« Il faut aussi sortir les régimes de retraite des mains des entreprises » -Noëlla Champagne
La députée de Champlain, Noëlla Champagne, craint que la fermeture d Aléris en 2009 serve de modèle pour les compagnies qui ne voudraient pas renflouer le fonds de retraite de leur employés. Trois-Rivières le 16 décembre 2011. NICOLAS DUCHARME/L'ÉCHO DE TROIS-RIVIÈRES/AGENCE QMI
La députée de Champlain, Noëlla Champagne, a depuis longtemps fait des régimes de retraite sous-financés un de ses chevaux de bataille. Selon elle, les gouvernements se doivent d'obtenir des garanties avant de permettre aux entreprises des allongements pour renflouer les fonds de retraite de leurs employés.
Il faut dire qu'il serait difficile pour Mme Champagne de ne pas être sensible à ce dossier, elle qui, de la fenêtre de son bureau de comté, peut voir les restes d'Aléris. Les employés ont perdu 32% de leur régime de retraite quand lors de la fermeture de cette usine de transformation d'aluminium.
Puisque les employés apparaissent au dernier rang des créanciers lors d'une faillite, les 350 travailleurs d'Aléris n'ont pu profiter de la vente des équipements et de la bâtisse pour renflouer les coffres de leur fonds de pension.
La députée craint que des exemples de la sorte se multiplient. « La plupart des régimes de compagnies sont déficitaires et sous-capitalisés. Je me demande si ce n'est pas la nouvelle façon de faire avant de se mettre sur la Loi sur les arrangements avec les créanciers des compagnies pour ainsi éviter de payer les créanciers. »
Selon Noëlla Champagne, les compagnies qui bénéficient d'allègements dans le délai légal pour rembourser les fonds de retraite sous-capitalisés devraient en échange fournir des garanties qui pourraient être utilisées en cas de faillite.
« Ils n'ont plus de liquidités, mais ils ont des immeubles et de la machinerie.
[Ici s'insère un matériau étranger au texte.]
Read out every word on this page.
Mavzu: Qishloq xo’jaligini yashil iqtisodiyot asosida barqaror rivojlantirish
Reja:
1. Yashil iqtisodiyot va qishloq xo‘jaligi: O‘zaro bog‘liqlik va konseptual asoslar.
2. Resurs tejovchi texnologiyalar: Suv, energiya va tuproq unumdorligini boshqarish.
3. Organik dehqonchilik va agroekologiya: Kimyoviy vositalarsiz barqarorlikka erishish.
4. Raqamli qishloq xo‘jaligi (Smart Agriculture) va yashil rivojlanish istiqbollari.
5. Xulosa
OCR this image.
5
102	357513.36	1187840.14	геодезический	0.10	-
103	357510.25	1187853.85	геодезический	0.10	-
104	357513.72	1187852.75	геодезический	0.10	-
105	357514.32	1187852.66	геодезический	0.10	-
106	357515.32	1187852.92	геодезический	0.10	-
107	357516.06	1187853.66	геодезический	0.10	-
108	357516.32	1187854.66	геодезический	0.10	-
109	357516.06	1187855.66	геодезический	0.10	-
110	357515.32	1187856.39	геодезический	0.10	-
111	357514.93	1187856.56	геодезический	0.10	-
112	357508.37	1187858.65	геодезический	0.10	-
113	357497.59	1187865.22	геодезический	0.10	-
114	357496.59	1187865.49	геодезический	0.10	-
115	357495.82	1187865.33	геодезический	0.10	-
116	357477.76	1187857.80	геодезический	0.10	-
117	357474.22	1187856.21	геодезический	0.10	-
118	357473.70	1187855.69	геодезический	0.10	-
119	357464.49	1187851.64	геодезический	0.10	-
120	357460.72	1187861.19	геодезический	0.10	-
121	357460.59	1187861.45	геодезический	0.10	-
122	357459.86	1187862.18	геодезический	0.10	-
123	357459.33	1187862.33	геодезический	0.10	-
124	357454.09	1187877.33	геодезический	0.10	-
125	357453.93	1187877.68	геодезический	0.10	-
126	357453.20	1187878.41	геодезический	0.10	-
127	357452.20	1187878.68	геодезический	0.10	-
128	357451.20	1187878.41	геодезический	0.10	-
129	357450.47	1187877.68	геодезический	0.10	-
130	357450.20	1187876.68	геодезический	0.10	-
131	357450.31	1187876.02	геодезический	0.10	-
Ainsi les employés seraient assurés d'être protégés. Mais le gouvernement refuse d'en demander. »
D'ailleurs, elle doute que les allongements donnés aux entreprises sont une solution valable à long terme.
« Il y a un exercice de réflexion sur l'avenir de nos régimes de retraite qui s'impose, qu'il y ait des élections ou pas. Je n'accepte pas qu'on traîne le renflouement des caisses de retraite en longueur et que nous ne fassions que colmater les brèches. »
Une réforme nécessaire
Mme Champagne est d'avis que de demander des garanties n'est que le premier pas dans la bonne direction pour assurer les travailleurs d'une retraite confortable.
« Il faut aussi sortir les régimes de retraite des mains des entreprises. Ils doivent être gérés autrement. On est en danger. C'est terminé l'époque où les gens travaillaient au même endroit toute leur vie. La situation économique ne le permet plus. »
La députée de Champlain espère maintenant voir les employés prendre contrôle de leur caisse de retraite grâce à des régimes à cotisation déterminée. L'employeur ne serait donc pas responsable des déficits, mais ne pourrait plus s'en servir pour rembourser ses dettes.